Нестеров с Пашкой стояли от нас всего в пяти-шести шагах, так что по сути все мы являлись участниками этого разговора.
— Какая фамилия? — перевел взгляд на Фому и повторил вопрос мальчишка.
Староста Рынка помолчал немного, а потом угрюмо пробубнил:
— Не знаю я фамилию. По большей части Петровичем кликали, иногда Саньком.
После слов Фомы в воздухе повисла тяжелая пауза, которую вскоре оборвал раздраженный, злой, почти яростный полурык-полувздох пожилого милиционера:
— Тьфу ты! Что ж вы за люди такие?! — майор действительно плюнул на пол, развернулся и пошел в темноту.

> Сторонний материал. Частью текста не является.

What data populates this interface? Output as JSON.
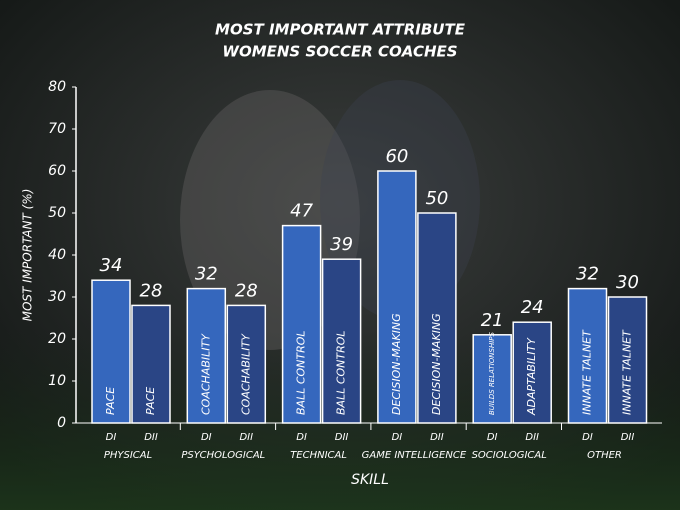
{
  "chart_data": {
    "type": "bar",
    "title": "MOST IMPORTANT ATTRIBUTE",
    "subtitle": "WOMENS SOCCER COACHES",
    "x_label": "SKILL",
    "y_label": "MOST IMPORTANT (%)",
    "categories": [
      "PHYSICAL",
      "PSYCHOLOGICAL",
      "TECHNICAL",
      "GAME INTELLIGENCE",
      "SOCIOLOGICAL",
      "OTHER"
    ],
    "series": [
      {
        "name": "DI",
        "color": "#3567bd",
        "values": [
          34,
          32,
          47,
          60,
          21,
          32
        ],
        "bar_labels": [
          "PACE",
          "COACHABILITY",
          "BALL CONTROL",
          "DECISION-MAKING",
          "BUILDS RELATIONSHIPS",
          "INNATE TALNET"
        ]
      },
      {
        "name": "DII",
        "color": "#2a4585",
        "values": [
          28,
          28,
          39,
          50,
          24,
          30
        ],
        "bar_labels": [
          "PACE",
          "COACHABILITY",
          "BALL CONTROL",
          "DECISION-MAKING",
          "ADAPTABILITY",
          "INNATE TALNET"
        ]
      }
    ],
    "ylim": [
      0,
      80
    ],
    "yticks": [
      0,
      10,
      20,
      30,
      40,
      50,
      60,
      70,
      80
    ]
  }
}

Мы все поглядели ему вслед, а Пашка прокричал:
— Так что писать?
— Пиши вот что… — я ответил за милиционера. — Здесь лежит майор Александр Петрович. Погиб в бою за свободу Земли.
— А так правильно будет? — мальчишка глядел то на меня, то на исчезающего во мраке Нестерова. — Анатолий Иванович ведь сказал…
— Правильно. Не сомневайся, — неожиданно подал голос Главный. — Пиши, как полковник тебе сказал.
Я поглядел на ханха и понял, что в нем что-то изменилось. Что-то в глазах. Там появилось… Неужели одобрение, отцовская гордость за своих детей? Цирк-зоопарк, что ж ты, гад, раньше то… Почему не помог, не замолвил словечко? Неужели за столько-то лет так и не понял кто мы такие, чего стоим? Такой вопрос я конечно же ханху задавать не стал. Вместо этого подсунул ему под нос свою опухшую пятерню, лечи, мол.
Пока Главный пластырем приматывал к моему, на счастье всего одному, сломанному пальцу плоскую похожую на палочку от эскимо щепку, я наблюдал за Пашкой. Пацан старательно выводил красной краской: «Сдесь лежит…». Вот же, блин, грамотей! «Сдесь» — это же надо такое наваять!
Сперва, само собой, я хотел окликнуть «отличника», заставить его стереть надпись и переписать заново, но потом передумал. Пусть остаются ошибки. Это тоже память о нас, о мальчишке, который лучше стреляет, чем пишет, обо всем этом жутком времени, о нашем походе. Я глядел, как среди потертой, исцарапанной зелени и ржавых ромашек появляются все новые и новые красные буквы, и душу мою заливала смертная тоска. Все неправильно, все не так, как должно быть, и похороны, и могила, и цветы. Да только, возможно, у нас, у меня, у Пашки, у Лизы не будет даже этого.